Nothing new in that – Hitler did the same thing 60 years ago in Germany and the ceremonies in Poland this week brought all of those nightmares back into perspective.
When the German genocides were being conducted, a blanket of disinformation and secrecy kept the full extent of the nightmare out of the public eye, the authorities knew what was going on but did not take appropriate steps to bring the German government to book. It took photographs of the camps in 1945 to finally bring the Holocaust to our attention.
The same situation applied here from 1983 to 1987 and it was only after the Legal Resources Foundation and the Catholic Commission published their report “Breaking the Silence” on the genocide that finally we got to see and hear about the extent of the atrocities. The only difference between these two episodes was time and magnitude.
Nothing illustrates the need for a free press and electronic media than these failures of governments to protect their citizens from abuse or to bring the authorities to account, than this sort of state abuse of power.
In the past decade as we in the MDC have fought for freedom, justice and democracy, we have had a constant battle against secrecy and media restrictions. The new form of communications via the internet has helped as this is out of the control of the authorities virtually everywhere and has empowered the individual.
The fight here can be divided into three main segments – the information and media campaign, legal battles and the political struggle. The full story of the work done and the success gained in each sphere need a book and they have all contributed to whatever success we have had in the past 10 years. But the main weapon we have had has been the use of the media and the weapon of information.
When Mr. Mugabe was building his mansion in Borrowdale it was an MDC volunteer who flew over the site with a camera and caught the size and luxury of this extravaganza, I was suspected of being responsible and was told that “if I flew my aeroplane across the site again, I would be shot down by the air force.” As I had nothing to do with the exercise at least it told us they knew nothing of the operation.
Disappearances and violence against opponents were all carefully monitored and brought out into the public domain; individuals went to great lengths to collect information and often at risk to their own safety, brought the facts to the light of media scrutiny.

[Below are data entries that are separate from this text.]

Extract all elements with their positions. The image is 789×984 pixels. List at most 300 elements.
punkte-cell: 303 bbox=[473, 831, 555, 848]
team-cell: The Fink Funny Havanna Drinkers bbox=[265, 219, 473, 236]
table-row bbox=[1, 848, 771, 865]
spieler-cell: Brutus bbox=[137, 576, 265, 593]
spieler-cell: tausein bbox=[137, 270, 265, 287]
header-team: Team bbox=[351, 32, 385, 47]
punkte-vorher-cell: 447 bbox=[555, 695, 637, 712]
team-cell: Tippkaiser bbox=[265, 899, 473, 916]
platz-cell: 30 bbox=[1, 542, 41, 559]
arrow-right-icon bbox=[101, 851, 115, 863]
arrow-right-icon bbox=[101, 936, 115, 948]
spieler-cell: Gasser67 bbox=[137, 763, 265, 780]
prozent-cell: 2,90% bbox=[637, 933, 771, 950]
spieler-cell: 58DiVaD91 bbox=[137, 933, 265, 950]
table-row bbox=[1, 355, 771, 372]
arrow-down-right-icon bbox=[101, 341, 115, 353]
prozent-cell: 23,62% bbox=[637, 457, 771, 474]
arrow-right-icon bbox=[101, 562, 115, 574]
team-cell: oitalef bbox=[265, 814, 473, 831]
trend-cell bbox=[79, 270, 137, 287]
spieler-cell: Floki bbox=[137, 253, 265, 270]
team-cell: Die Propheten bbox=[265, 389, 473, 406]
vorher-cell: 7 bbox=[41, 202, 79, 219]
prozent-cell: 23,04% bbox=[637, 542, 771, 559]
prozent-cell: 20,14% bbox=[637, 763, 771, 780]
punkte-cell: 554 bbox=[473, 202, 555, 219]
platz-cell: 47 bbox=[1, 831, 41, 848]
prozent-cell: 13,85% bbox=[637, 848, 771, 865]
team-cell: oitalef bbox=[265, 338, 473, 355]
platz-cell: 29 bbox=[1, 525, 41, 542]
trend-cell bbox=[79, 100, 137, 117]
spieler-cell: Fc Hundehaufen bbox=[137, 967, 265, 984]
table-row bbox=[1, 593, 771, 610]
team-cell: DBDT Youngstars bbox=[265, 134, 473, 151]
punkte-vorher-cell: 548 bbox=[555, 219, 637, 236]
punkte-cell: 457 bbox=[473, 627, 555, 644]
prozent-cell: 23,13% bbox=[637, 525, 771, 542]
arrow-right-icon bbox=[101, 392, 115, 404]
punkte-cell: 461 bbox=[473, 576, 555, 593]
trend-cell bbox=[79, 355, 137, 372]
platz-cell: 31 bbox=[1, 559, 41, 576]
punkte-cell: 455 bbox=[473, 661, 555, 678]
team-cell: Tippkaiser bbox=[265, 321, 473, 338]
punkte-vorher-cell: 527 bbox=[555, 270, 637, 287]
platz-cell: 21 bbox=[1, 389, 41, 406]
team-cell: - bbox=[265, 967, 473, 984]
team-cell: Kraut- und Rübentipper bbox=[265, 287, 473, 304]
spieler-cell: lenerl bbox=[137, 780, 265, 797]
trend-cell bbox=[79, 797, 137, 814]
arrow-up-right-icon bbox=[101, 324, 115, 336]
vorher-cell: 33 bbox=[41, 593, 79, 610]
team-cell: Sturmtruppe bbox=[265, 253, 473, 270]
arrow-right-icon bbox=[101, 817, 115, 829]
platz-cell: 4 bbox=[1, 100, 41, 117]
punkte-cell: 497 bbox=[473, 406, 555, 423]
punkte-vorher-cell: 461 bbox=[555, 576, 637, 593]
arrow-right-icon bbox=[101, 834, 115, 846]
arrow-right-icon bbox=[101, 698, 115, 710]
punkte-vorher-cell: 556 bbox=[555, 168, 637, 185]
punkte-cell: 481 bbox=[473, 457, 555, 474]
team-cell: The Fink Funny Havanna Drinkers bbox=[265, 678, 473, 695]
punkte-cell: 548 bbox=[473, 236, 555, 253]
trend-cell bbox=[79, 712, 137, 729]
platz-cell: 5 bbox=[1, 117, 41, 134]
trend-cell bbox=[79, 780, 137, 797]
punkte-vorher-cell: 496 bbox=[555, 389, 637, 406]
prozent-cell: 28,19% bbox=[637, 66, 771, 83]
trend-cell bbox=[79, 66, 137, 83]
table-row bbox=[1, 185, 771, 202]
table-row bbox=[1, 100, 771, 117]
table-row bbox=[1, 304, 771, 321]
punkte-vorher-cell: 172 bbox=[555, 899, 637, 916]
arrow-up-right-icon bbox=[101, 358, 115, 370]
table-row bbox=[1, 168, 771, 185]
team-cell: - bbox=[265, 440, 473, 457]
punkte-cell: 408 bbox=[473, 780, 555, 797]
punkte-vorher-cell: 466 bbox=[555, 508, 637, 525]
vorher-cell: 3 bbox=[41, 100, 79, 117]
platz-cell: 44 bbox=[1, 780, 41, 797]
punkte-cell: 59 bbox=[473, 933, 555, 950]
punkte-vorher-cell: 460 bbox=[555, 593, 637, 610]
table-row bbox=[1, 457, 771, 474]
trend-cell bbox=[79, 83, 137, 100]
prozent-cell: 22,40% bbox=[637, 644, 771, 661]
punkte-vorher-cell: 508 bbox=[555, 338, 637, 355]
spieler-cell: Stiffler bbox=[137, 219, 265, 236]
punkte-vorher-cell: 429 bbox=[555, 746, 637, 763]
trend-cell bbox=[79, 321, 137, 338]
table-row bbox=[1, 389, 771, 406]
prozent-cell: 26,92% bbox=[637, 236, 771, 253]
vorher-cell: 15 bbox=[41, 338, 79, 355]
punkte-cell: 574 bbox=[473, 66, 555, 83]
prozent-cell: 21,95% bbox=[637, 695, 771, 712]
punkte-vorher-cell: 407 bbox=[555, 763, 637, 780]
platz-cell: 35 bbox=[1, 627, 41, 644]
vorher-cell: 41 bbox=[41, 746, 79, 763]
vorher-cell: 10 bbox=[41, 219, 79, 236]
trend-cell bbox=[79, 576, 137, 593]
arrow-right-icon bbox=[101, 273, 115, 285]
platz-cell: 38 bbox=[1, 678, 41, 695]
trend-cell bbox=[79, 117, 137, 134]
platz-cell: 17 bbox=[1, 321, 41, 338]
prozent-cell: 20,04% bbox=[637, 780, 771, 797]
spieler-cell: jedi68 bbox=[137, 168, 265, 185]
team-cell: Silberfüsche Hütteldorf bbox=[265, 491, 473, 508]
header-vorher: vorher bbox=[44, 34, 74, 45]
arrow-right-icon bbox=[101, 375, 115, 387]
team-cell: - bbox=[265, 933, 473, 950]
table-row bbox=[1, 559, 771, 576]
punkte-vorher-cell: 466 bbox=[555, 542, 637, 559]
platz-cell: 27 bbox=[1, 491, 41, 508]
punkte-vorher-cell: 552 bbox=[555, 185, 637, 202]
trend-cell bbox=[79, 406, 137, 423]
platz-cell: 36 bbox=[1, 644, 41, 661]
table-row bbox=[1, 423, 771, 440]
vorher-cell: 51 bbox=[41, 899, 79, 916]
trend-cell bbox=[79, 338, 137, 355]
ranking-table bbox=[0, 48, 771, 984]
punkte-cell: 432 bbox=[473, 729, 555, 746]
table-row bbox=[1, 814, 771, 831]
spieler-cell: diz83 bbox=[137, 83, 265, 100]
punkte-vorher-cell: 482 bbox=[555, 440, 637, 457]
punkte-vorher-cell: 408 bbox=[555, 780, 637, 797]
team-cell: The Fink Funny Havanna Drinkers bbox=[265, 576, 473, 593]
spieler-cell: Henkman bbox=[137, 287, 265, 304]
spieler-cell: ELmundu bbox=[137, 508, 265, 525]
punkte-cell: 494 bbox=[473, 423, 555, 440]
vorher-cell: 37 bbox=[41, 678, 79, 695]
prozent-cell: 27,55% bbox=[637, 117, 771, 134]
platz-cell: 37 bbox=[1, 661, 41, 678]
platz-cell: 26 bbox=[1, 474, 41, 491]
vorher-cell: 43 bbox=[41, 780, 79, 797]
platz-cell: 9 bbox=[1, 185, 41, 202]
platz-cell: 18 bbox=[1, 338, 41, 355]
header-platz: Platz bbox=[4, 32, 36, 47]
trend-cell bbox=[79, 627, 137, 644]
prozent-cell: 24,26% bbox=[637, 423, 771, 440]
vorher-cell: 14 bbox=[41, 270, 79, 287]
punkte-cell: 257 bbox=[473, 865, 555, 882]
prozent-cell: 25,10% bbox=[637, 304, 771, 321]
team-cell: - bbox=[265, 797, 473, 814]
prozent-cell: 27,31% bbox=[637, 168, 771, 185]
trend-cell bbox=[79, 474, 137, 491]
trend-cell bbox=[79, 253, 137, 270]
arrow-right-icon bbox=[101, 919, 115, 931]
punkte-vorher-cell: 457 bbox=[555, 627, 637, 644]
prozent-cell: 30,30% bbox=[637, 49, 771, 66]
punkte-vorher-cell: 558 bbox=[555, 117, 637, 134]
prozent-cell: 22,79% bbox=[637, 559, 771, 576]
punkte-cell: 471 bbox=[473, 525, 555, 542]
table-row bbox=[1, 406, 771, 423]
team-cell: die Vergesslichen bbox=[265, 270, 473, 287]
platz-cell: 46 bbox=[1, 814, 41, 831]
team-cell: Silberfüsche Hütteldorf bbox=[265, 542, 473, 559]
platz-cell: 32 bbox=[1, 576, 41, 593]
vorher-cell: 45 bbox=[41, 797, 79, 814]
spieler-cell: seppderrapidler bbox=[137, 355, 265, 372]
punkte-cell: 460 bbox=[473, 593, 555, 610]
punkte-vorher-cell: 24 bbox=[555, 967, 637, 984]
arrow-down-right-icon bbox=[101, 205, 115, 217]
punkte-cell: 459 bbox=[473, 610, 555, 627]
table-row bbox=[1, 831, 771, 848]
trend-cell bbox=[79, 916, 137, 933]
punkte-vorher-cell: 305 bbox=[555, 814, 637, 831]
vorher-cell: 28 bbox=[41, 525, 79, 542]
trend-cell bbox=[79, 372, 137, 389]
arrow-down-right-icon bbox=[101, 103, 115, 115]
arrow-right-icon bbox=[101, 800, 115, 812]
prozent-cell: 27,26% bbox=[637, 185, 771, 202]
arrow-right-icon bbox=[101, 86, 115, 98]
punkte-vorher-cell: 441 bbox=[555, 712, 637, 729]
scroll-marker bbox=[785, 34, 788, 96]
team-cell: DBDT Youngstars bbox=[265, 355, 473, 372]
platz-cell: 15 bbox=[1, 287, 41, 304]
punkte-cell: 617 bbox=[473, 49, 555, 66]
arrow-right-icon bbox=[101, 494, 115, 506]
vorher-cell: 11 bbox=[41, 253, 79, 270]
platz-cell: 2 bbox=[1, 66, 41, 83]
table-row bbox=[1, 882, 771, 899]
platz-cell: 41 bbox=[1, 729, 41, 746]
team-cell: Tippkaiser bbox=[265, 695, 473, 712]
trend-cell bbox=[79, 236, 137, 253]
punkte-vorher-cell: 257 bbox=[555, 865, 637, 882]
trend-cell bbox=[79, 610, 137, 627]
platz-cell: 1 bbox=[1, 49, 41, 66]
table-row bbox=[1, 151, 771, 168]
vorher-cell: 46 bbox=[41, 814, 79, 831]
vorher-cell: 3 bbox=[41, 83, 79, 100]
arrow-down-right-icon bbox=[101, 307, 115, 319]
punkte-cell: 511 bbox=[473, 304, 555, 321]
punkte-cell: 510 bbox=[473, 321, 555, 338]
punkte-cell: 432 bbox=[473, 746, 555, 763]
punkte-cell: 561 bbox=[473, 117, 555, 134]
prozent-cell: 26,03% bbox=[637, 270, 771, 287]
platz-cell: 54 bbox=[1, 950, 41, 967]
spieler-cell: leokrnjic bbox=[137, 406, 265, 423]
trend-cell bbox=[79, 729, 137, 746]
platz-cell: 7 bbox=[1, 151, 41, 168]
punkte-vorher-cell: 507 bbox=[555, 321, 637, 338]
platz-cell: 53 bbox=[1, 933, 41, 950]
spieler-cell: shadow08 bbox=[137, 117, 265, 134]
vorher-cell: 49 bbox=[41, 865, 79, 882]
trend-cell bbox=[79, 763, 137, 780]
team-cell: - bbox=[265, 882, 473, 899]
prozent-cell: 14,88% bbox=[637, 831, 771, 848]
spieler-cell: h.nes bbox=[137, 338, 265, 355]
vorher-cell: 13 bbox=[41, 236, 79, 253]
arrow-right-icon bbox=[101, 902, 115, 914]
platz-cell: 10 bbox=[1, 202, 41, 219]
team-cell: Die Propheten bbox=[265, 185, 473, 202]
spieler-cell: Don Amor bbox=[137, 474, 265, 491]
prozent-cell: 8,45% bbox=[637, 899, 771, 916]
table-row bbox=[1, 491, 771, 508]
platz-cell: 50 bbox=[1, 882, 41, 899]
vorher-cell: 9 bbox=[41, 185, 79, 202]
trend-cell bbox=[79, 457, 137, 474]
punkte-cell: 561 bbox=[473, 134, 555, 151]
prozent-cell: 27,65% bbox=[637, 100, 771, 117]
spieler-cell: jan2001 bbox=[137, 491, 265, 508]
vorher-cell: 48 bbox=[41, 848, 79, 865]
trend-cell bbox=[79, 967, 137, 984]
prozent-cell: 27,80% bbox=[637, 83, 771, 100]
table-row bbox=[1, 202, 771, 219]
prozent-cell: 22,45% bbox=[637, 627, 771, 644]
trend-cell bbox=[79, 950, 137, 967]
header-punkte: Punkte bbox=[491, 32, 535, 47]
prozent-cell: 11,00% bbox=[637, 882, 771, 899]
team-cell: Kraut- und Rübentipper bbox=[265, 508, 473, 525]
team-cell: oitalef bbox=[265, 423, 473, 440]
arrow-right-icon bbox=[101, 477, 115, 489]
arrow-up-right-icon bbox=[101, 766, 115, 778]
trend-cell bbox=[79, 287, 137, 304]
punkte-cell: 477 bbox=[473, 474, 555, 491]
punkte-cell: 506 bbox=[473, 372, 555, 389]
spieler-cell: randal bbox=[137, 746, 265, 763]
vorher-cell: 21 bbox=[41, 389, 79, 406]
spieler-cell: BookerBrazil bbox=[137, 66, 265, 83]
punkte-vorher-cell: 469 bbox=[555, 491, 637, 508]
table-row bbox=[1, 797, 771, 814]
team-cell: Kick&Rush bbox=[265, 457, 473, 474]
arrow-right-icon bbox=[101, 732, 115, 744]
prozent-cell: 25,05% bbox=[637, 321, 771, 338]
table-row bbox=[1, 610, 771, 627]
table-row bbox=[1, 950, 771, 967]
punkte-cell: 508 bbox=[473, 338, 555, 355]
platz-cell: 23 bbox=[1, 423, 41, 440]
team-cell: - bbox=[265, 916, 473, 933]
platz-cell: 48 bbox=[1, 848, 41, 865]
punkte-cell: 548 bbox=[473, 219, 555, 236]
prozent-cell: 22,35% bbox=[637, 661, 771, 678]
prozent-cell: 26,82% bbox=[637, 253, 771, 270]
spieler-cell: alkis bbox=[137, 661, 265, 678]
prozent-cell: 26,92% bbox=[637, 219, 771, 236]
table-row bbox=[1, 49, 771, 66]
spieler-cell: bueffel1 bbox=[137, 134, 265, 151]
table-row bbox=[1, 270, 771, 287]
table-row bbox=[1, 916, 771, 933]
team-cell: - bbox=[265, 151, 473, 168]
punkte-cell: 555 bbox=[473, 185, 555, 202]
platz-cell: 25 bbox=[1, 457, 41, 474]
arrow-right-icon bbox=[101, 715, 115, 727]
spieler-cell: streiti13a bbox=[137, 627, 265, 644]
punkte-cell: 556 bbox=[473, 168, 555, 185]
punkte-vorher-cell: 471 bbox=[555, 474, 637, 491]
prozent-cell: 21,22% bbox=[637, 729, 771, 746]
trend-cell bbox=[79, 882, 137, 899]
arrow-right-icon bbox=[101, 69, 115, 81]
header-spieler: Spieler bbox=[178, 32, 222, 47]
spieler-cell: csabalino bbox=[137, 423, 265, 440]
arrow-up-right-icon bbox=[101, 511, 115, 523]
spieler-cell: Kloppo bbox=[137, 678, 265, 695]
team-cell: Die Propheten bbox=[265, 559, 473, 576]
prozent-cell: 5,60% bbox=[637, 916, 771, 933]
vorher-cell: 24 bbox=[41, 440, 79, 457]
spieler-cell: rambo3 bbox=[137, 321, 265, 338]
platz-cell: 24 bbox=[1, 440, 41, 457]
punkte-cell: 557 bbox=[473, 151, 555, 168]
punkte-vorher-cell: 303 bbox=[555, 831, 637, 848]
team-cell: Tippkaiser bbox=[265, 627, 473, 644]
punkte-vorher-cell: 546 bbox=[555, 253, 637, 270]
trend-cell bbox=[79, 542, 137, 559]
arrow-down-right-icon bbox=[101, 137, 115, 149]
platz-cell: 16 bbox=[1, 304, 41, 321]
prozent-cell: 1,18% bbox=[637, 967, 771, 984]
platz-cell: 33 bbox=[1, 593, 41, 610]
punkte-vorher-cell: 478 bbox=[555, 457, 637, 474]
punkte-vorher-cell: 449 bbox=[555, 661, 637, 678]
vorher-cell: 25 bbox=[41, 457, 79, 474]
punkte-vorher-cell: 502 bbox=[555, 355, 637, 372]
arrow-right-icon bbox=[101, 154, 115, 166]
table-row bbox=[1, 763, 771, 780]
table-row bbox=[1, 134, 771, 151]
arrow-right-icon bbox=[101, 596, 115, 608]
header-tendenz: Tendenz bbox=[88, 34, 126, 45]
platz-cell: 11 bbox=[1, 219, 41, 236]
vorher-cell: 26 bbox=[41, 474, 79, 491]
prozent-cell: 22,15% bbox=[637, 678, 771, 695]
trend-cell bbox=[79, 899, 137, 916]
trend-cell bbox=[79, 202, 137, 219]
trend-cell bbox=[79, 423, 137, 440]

Restrictions and threats to media practitioners did not stop them coming and at great risk to themselves, recording events and abuses of human rights.
The result of all this effort and human courage is that the regime here has had no where to hide when it committed abuses and as a result has not been able to act with impunity. Had the veil of secrecy been effective the violations of our rights and even physical safety would have been much more in jeopardy than has actually been the case.
That is the position today on the eve of the SADC summit in the Congo. It is a year since the GPA was signed and the SADC leadership must now fulfil their obligation to act as guarantors of the agreement. This means they should sit down and objectively examine what has transpired since the GPA was signed and then take appropriate action to ensure full compliance if there has been any violations.
In fact we do not even appear on the agenda! So much for African leadership; the Kenyan deal brokered by the regional States and now the deal in Madagascar, are by no means shining examples of continental diplomacy and real politic. It could be argued that regional action has simply made things worse for all parties involved.
MDC is battling to get the regional body to take its responsibilities seriously and we hope to get a special summit to deal with the Zimbabwe issue. One thing is for sure SADC, no more than Zanu PF, has no place to hide. How they deal with their responsibilities will be a matter of record and comment across the globe.
The issue of Zanu PF compliance with the terms of the GPA is now a complete farce. They are in violation of virtually every aspect of the agreement they signed and the list of violations grows by the day. They had no right to “terminate” our participation in the SADC Tribunal as announced this week. That is a matter for the government and is subject to the consensual decision making mechanisms built into the GPA.
Media reforms have been totally stalled, POSA and AIPPA remain on the Statute books, senior appointments made without consultation and agreement in terms of the GPA have not been rescinded and politically motivated violence continues. We have evidence of new militia camps and the clandestine deployment of military units and personnel to the districts to direct a campaign of political violence. I was personally warned last week by a senior Zanu PF person that the hard liners are arming themselves and we must be careful.
Zuma and his colleagues cannot say they do not know this. Since the early part of this century, the South Africans have deployed intelligence agents to Zimbabwe and have a well oiled system of double agents in the CIO and other State agencies. They know this is going on, they know this is in direct violation of the GPA; they have no place to hide on this issue.
In the meantime we struggle on with what we have – tax revenues have climbed though the 100 million a month ceiling and the maize crop is running out – from next month we will have to import the majority of our needs. Failure to meet key benchmarks and to sign agreements such as the Bilateral Investment Protection Agreement with South Africa, are holding up lines of credit from across the globe and the region. Our leading friends in the world community are understandably cautious and reticent about helping us until we deliver on these key issues.
The Zanu PF argument that our economic plight is the product of “sanctions” is pure claptrap and in any event such sanctions that we do face are the direct result of either Zanu PF violations of human rights and norms or our failure to meet our obligations in financial and economic terms. In many ways they are self imposed and therefore can only be removed by putting our affairs in order and starting to live and work in accordance with the very standards we have espoused in previously agreed protocols and international agreements.